Physical characteristics
- • location: Lena Plateau
- • coordinates: 61°03′40″N 111°06′03″E﻿ / ﻿61.06111°N 111.10083°E
- • elevation: 419 m (1,375 ft)
- Mouth: Vilyuy
- • coordinates: 62°57′11″N 112°47′12″E﻿ / ﻿62.95306°N 112.78667°E
- • elevation: 173 m (568 ft)
- Length: 459 km (285 mi)
- Basin size: 17,500 km^{2} (6,800 sq mi)
- • average: 62 m^{3}/s (2,200 cu ft/s)

Basin features
- Progression: Vilyuy→ Lena→ Laptev Sea

= Ulakhan-Botuobuya =

The Ulakhan-Botuobuya (Улахан-Ботуобуя or Большая Ботуобуя; "Big Botuobuya"; Улахан Ботуобуйа, Ulaxan Botuobuya) is a river in Yakutia (Sakha Republic), Russia. It is a right hand tributary of the Vilyuy, with a length of 459 km and a drainage basin area of 17500 km2.

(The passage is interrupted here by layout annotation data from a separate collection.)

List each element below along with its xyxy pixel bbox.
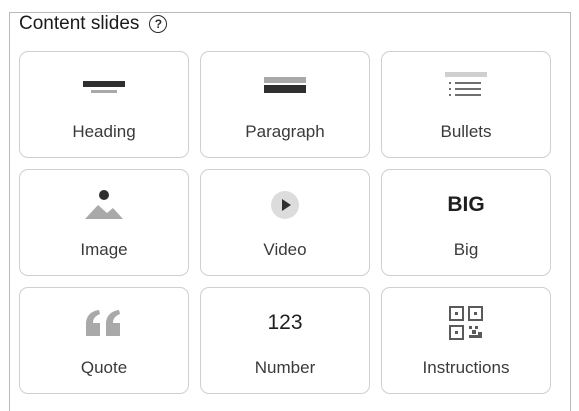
tile-label: Number [254, 358, 316, 377]
tile-label: Bullets [440, 122, 492, 141]
tile-number[interactable]: 123 Number [200, 287, 370, 394]
tile-heading[interactable]: Heading [19, 51, 189, 158]
tile-label: Quote [80, 358, 128, 377]
tile-video[interactable]: Video [200, 169, 370, 276]
tile-big[interactable]: BIG Big [381, 169, 551, 276]
qr-code-icon [382, 306, 550, 340]
play-icon [201, 188, 369, 222]
tile-label: Big [453, 240, 479, 259]
help-icon[interactable]: ? [149, 15, 168, 33]
tile-quote[interactable]: Quote [19, 287, 189, 394]
tile-bullets[interactable]: Bullets [381, 51, 551, 158]
tile-label: Image [80, 240, 128, 259]
panel-title: Content slides [19, 13, 140, 34]
image-icon [20, 188, 188, 222]
paragraph-icon [201, 70, 369, 104]
number-icon: 123 [267, 311, 303, 334]
heading-icon [20, 70, 188, 104]
tile-label: Paragraph [245, 122, 325, 141]
panel-header: Content slides ? [19, 12, 168, 36]
tile-image[interactable]: Image [19, 169, 189, 276]
tile-label: Heading [72, 122, 136, 141]
slide-type-grid: Heading Paragraph Bullets Image Video BI… [19, 51, 551, 394]
tile-paragraph[interactable]: Paragraph [200, 51, 370, 158]
tile-instructions[interactable]: Instructions [381, 287, 551, 394]
bullets-icon [382, 70, 550, 104]
tile-label: Instructions [422, 358, 510, 377]
big-text-icon: BIG [447, 193, 485, 216]
quote-icon [20, 306, 188, 340]
tile-label: Video [263, 240, 307, 259]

The river flows across mostly uninhabited territory of Mirninsky District. Botuobuyinsky Nasleg is located in its middle course. There is a pontoon bridge of the A331 highway stretch between Mirny and Udachny crossing the river just before its confluence with the Vilyuy.

== Course ==
The Ulakhan-Botuobuya begins in the Lena Plateau at an elevation of 317 m. It flows first roughly eastwards and then northeastwards across the Vilyuy Plateau within a wide valley. Finally it bends again and heads northwards. The smaller Ochchuguy-Botuobuya runs roughly parallel to it further to the east. Finally the Ulakhan-Botuobuya joins the right bank of the Vilyuy 1294 km from its mouth, a few miles downstream of the Vilyuy Dam. The river freezes between October and late May.

The largest tributary of the Ulakhan-Botuobuya is the 58 km long Tas-Yuryakh (Таас-Юрэх) that joins it from the right.